In vitro preparations of rat pinealocytes are widely used for biochemical analyses of signal transduction processes. This paper deals with morphological and immunocytochemical features of such preparations. Special attention was paid to the problems of whether pinealocytes represent a heterogeneous cell population and how such heterogeneity may develop during ontogeny. The investigations were performed with cells which were obtained from the pineal organ of one‐week‐and two‐month‐old rats, attached to synthetic peptide‐coated coverslips or tissue culture chamber slides, and maintained under in vitro conditions overnight. The attached cells were then fixed with paraformaldehyde. These preparations yielded monolayers of spherical cells of different sizes; most cells were isolated, but some of them were aggregated and formed small clusters. On the average, the cells from the one‐week‐old animals were smaller than the cells from the two‐month‐old animals. Immunocytochemical demonstration of S‐antigen, a pinealocyte‐specific marker, showed that the majority of the cells from two‐month‐old animals were intensely or moderately labelled. Pinealocytes from one‐week‐old animals were less S‐antigen immunoreactive. Only very few cells (less than 1% displayed glial fibrillary acidic protein (GFAP)‐immunoreactivity.
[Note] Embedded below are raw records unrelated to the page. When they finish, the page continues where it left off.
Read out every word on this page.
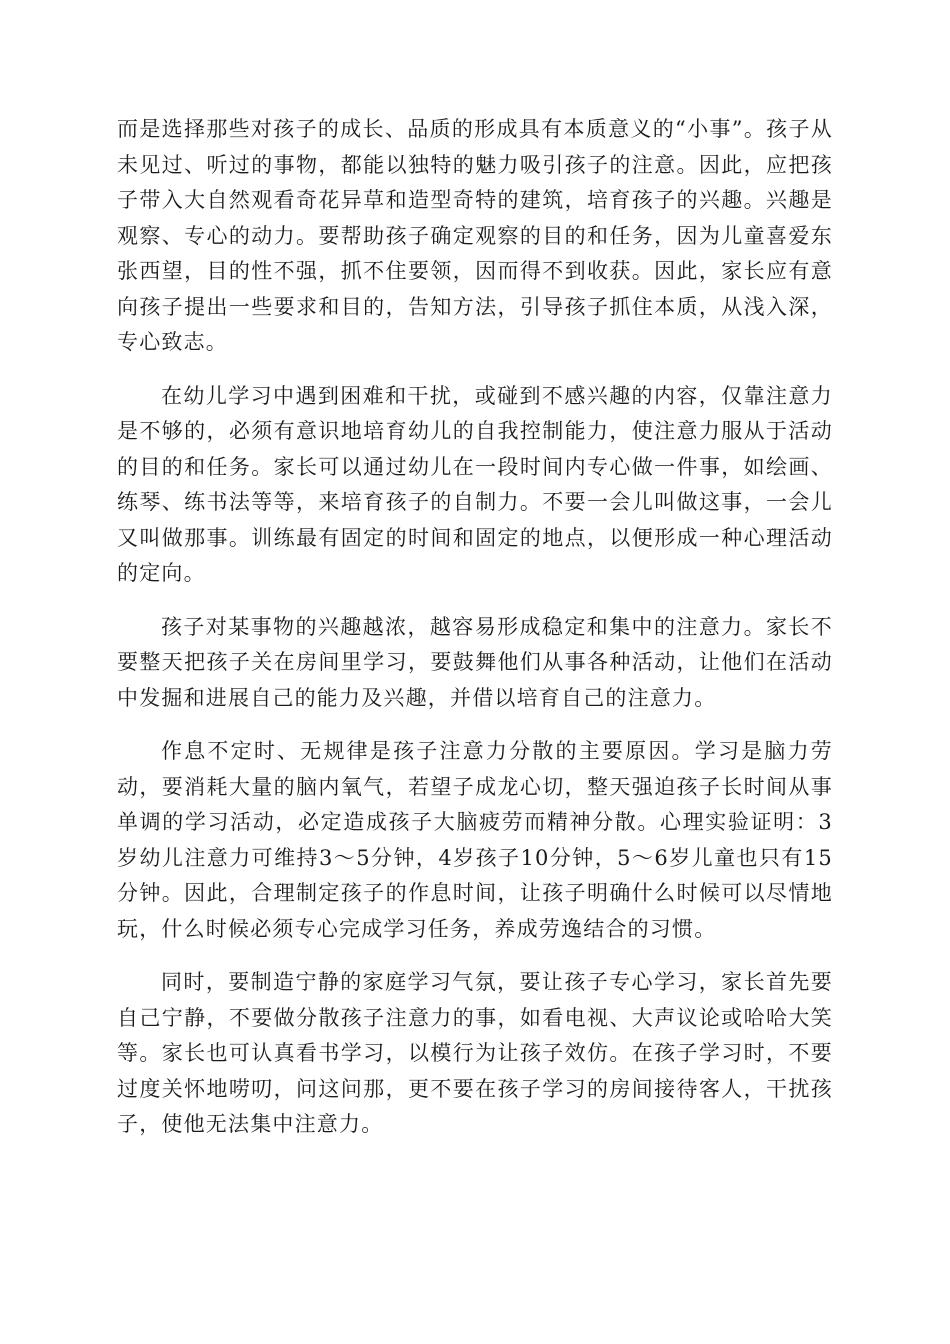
而是选择那些对孩子的成长、品质的形成具有本质意义的“小事”。孩子从未见过、听过的事物，都能以独特的魅力吸引孩子的注意。因此，应把孩子带入大自然观看奇花异草和造型奇特的建筑，培育孩子的兴趣。兴趣是观察、专心的动力。要帮助孩子确定观察的目的和任务，因为儿童喜爱东张西望，目的性不强，抓不住要领，因而得不到收获。因此，家长应有意向孩子提出一些要求和目的，告知方法，引导孩子抓住本质，从浅入深，专心致志。

在幼儿学习中遇到困难和干扰，或碰到不感兴趣的内容，仅靠注意力是不够的，必须有意识地培育幼儿的自我控制能力，使注意力服从于活动的目的和任务。家长可以通过幼儿在一段时间内专心做一件事，如绘画、练琴、练书法等等，来培育孩子的自制力。不要一会儿叫做这事，一会儿又叫做那事。训练最有固定的时间和固定的地点，以便形成一种心理活动的定向。

孩子对某事物的兴趣越浓，越容易形成稳定和集中的注意力。家长不要整天把孩子关在房间里学习，要鼓舞他们从事各种活动，让他们在活动中发掘和进展自己的能力及兴趣，并借以培育自己的注意力。

作息不定时、无规律是孩子注意力分散的主要原因。学习是脑力劳动，要消耗大量的脑内氧气，若望子成龙心切，整天强迫孩子长时间从事单调的学习活动，必定造成孩子大脑疲劳而精神分散。心理实验证明：3岁幼儿注意力可维持3～5分钟，4岁孩子10分钟，5～6岁儿童也只有15分钟。因此，合理制定孩子的作息时间，让孩子明确什么时候可以尽情地玩，什么时候必须专心完成学习任务，养成劳逸结合的习惯。

同时，要制造宁静的家庭学习气氛，要让孩子专心学习，家长首先要自己宁静，不要做分散孩子注意力的事，如看电视、大声议论或哈哈大笑等。家长也可认真看书学习，以模行为让孩子效仿。在孩子学习时，不要过度关怀地唠叨，问这问那，更不要在孩子学习的房间接待客人，干扰孩子，使他无法集中注意力。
Planimetric investigations of the cell size and semiquantitative densitometric investigations of the intensity of the S‐antigen immunoreaction revealed that (i) pinealocytes kept in vitro form a heterogeneous cell population, and that (ii) this heterogeneity increases during postnatal development from one‐week‐old to two‐month‐old animals. Two groups of pinealocytes can be distinguished based on their developmental fate: pinealocytes of one group grow dramatically, but show only a moderate increase in S‐antigen immunoreactivity, and pinealocytes of the other group retain their size, but display a distinct increment in S‐antigen immunoreacti vitv.